Our leads mainly being Major Mann and Antony, our point of view, are constantly moving, racking up the frequent flier miles as they traverse a good portion of the globe working with Bekuv, the defected scientist.
And for the first time in the chronological bibliography of Len Deighton, our lead gets to have what for a spy would be considered a real long-term relationship, despite its short nature.
Sure there have been other romances and trysts, but this one has more depth than the rest. The relationship, while it exists, between our lead and Red Bancroft gives Deighton a chance to use some lines that I’m certain he was saving.
Something like “It was a strange, uncertain smile that sometimes mocked and sometimes chided but was none the less beguiling for that, as I was to find to my cost.” And it’s nice to see our hero make a mistake because of love where we have “I should have obeyed orders. I didn’t, and what happened subsequently was all my fault. I don’t mean that I could have influenced events, it was far too late for that, but I could have protected myself from the horror of it. Or I could have let Mann protect me, as he was already trying to do.”

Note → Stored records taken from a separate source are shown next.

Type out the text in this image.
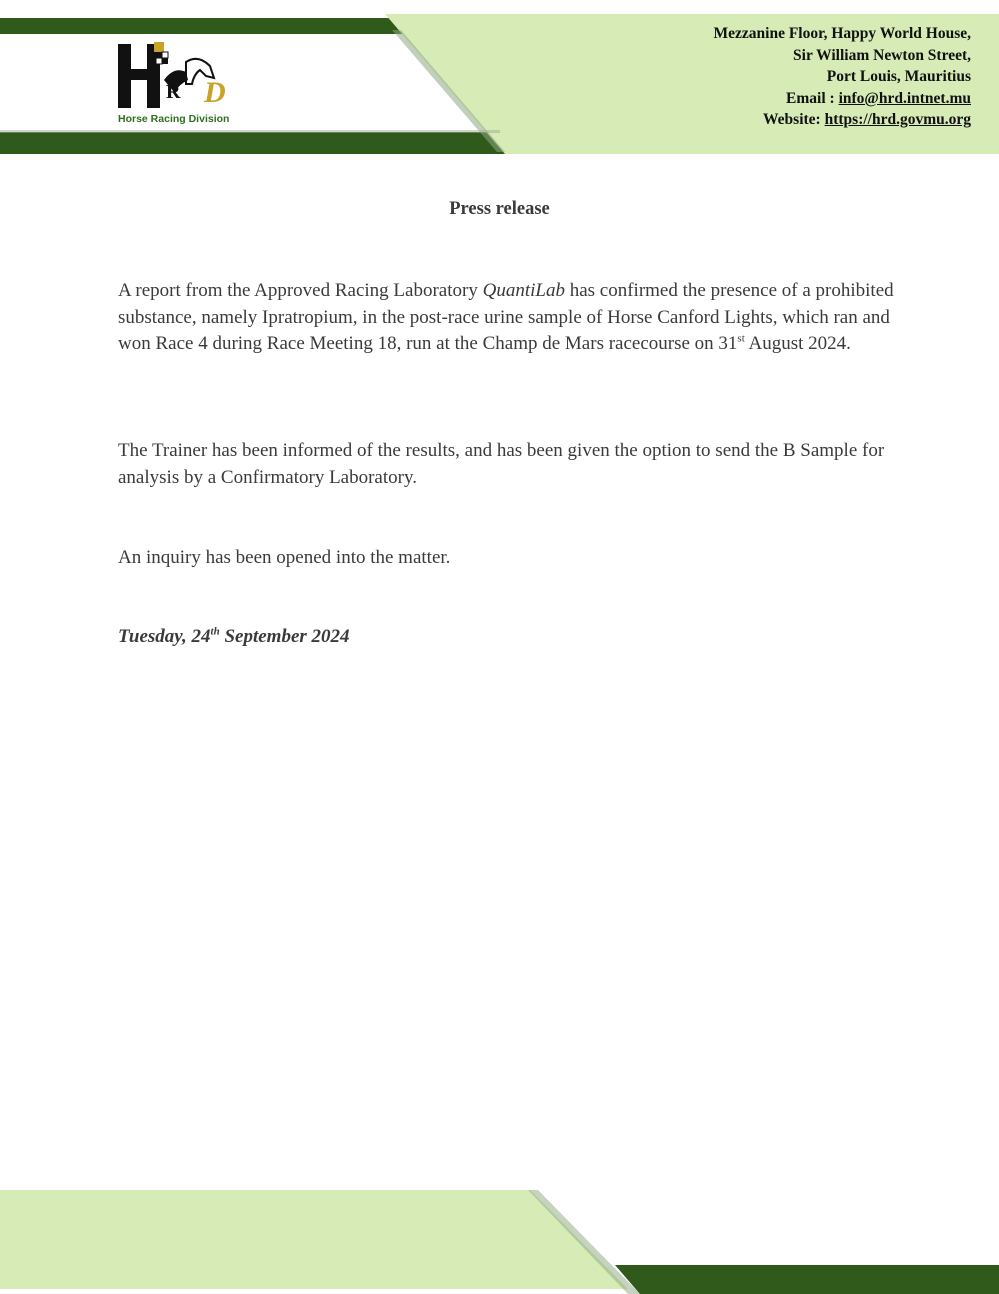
R D
Horse Racing Division
Mezzanine Floor, Happy World House,
Sir William Newton Street,
Port Louis, Mauritius
Email : info@hrd.intnet.mu
Website: https://hrd.govmu.org
Press release

A report from the Approved Racing Laboratory QuantiLab has confirmed the presence of a prohibited substance, namely Ipratropium, in the post-race urine sample of Horse Canford Lights, which ran and won Race 4 during Race Meeting 18, run at the Champ de Mars racecourse on 31st August 2024.

The Trainer has been informed of the results, and has been given the option to send the B Sample for analysis by a Confirmatory Laboratory.

An inquiry has been opened into the matter.

Tuesday, 24th September 2024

But Deighton also stretches into two other brilliantly written messages about gender differences, the two which seem to be of most intrigue are “…and I saw Red and Mrs Mann exchange that sort of knowing look with which women greet the downfall of a male.” and ‘Perhaps it’s one of those happy marriages you never read about.’
But that’s about as close to romance as it gets outside of the interpersonal interplay of the characters. And moving on to the makeup of the book, it’s very similar in a wonderful way to everything else Deighton has done.
There are the jabs at organizations such as the P.A.D. “The Psychological Advisory Directorate was a cosy assembly of unemployed head-shrinkers who knew how to avoid every mistake that the C.I.A. ever made, but unfortunately, didn’t tell anyone until afterwards.”
There’s a thought process conversation, ‘There comes a time in your life when you have to do the human thing–make the decisions the computer never makes–give your last few bucks to an old pal, find a job for a guy who deserves a break, or bend the rules because you don’t like the rules.’
And there’s also conversational semantics with “supposed.” ‘Supposed to mean?’ said Mann. ‘I’m glad you said supposed to mean because there’s often a world of difference between what things mean, and what they are supposed to mean…’
But the two things I found most interesting, were Deighton’s technological nostalgia and his return to the desert.
The nostalgia comes when Major Mann and our hero are in an airport where they had some time to partake in a meal that seldom exists on this earth anymore. “There was also time to feed two dollars into a jovial robot which dispensed cold cheeseburgers in warm Cellophane and hot, watery coffee in dark-brown plastic cups.”
And of his characters return to the desert, of which a few other books have jaunted off into, he captures something of the wonder of the place with “Men become mesmerized by the desert, just as others become obsessed with the sea; not because of any fondness for sand or water, but because oceans and deserts are the best places to observe the magical effect of ever-changing daylight.”
But do not mistake our hero Antony as anything other than another brilliant, quiet, and cynical hero in the vein of Palmer, Armstrong, and Charles who came before. The coarseness of the character, even when romantically involved, makes him distant and ever observing even when he isn’t being prescribed the action of doing so.
And in that Len Deighton has basically done it again. And since I too have a cynical nature, I will continue to read through the back catalog of Deighton and I will at this point look forward to relating even more to the protagonist of his next spy novel.